Reviewing employee’s restrictive covenants on promotion

Posted on: January 1st, 2017

In the recent case of Egon Zehnder Ltd v Mary Caroline Tillman, the High Court decided that the point of time at which the reasonableness of a non-compete clause in Mrs Tillman’s employment contract should be judged was the time when she entered into the contract, even though she had been promoted to a very senior role by the time she handed in her resignation notice.

The legal position is that a restrictive covenant is of no legal effect if it prevents an employee from working  unless the employer has a legitimate business interest to protect and that the protection provided by the restrictive covenant  is no more than  reasonably necessary, having regard to the interests of the employer, employee and the public interest.

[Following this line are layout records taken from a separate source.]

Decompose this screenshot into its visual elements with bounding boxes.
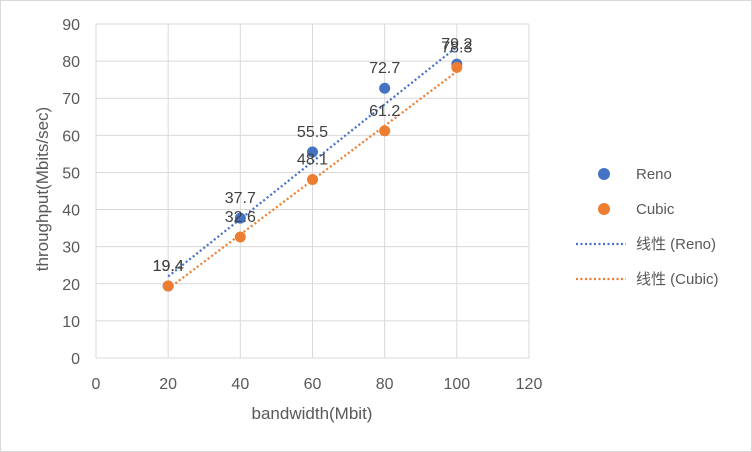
point-cubic [307,173,318,185]
x-tick-label: 20 [159,376,177,393]
y-tick-label: 80 [62,54,80,71]
trendline-reno [167,46,458,278]
x-tick-label: 0 [92,376,101,393]
data-label-reno: 19.4 [153,258,184,275]
x-tick-label: 120 [516,376,543,393]
data-points [162,58,463,292]
gridlines [95,23,530,359]
y-tick-label: 90 [62,17,80,34]
data-label-cubic: 78.3 [441,39,472,56]
point-reno [307,146,318,158]
data-label-cubic: 32.6 [225,209,256,226]
y-axis-title: throughput(Mbits/sec) [33,107,52,271]
x-tick-label: 60 [304,376,322,393]
point-reno [234,212,246,224]
x-tick-label: 80 [376,376,394,393]
point-reno [379,82,391,94]
legend-label-trendline: 线性 (Cubic) [636,271,719,288]
legend-label-reno: Reno [636,166,672,183]
legend: Reno Cubic 线性 (Reno) 线性 (Cubic) [576,166,719,288]
y-tick-label: 30 [62,240,80,257]
x-tick-label: 40 [231,376,249,393]
point-cubic [234,231,246,243]
y-tick-label: 0 [71,351,80,368]
x-axis-title: bandwidth(Mbit) [252,404,373,423]
legend-label-cubic: Cubic [636,201,675,218]
data-label-cubic: 61.2 [369,103,400,120]
y-tick-label: 60 [62,128,80,145]
data-label-reno: 55.5 [297,124,328,141]
point-cubic [379,125,391,137]
point-cubic [162,280,174,292]
data-label-cubic: 19.4 [153,258,184,275]
data-label-reno: 37.7 [225,190,256,207]
y-tick-label: 10 [62,314,80,331]
data-label-reno: 72.7 [369,60,400,77]
legend-label-trendline: 线性 (Reno) [636,236,716,253]
y-tick-label: 70 [62,91,80,108]
point-cubic [451,61,463,73]
tick-labels: 0 10 20 30 40 50 60 70 80 90 0 20 40 60 80 100 120 [62,17,542,393]
x-tick-label: 100 [443,376,470,393]
data-label-cubic: 48.1 [297,151,328,168]
y-tick-label: 40 [62,203,80,220]
data-label-reno: 79.2 [441,36,472,53]
y-tick-label: 20 [62,277,80,294]
legend-marker-cubic [598,203,610,215]
data-labels: 19.437.755.572.779.219.432.648.161.278.3 [153,36,473,275]
y-tick-label: 50 [62,165,80,182]
legend-marker-reno [598,168,610,180]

A court will consider whether some lesser form of protection for an employer would provide better protection for the employer, such as non-solicitation, non-dealing or confidentiality contract clauses.

The reasonableness of a restrictive covenant is assessed by the courts at the time the restriction is entered into; typically at the commencement of employment. It is either legally valid or invalid from the outset. If it is held to be invalid from the beginning, it cannot be held to be valid at a later date just because the employee’s circumstances have changed. The court will also look at what the parties intended at the time the contract was entered into.

If a post-termination restrictive covenant is held by a court to be unreasonable, it is void and not enforceable by the employer. Even if a covenant is reasonable, an injunction to prevent a breach of the covenant may only be granted at the discretion of the court. The court will consider the competing interests of the employer and employee and whether the employee’s breach can be compensated by other means.

The case may be helpful for any employer who has evidence that they recruited an employee with a clear expectation of training or preparing that employee from the outset for a more senior role.

Employers are advised to ensure that the restrictive covenants in their staff employment contracts are appropriate to the role into which each employee is hired. Employers should also consider requiring an employee to enter into fresh restrictive covenants following a promotion, if the existing restrictions would no longer be relevant and adequate to protect the employer’s business.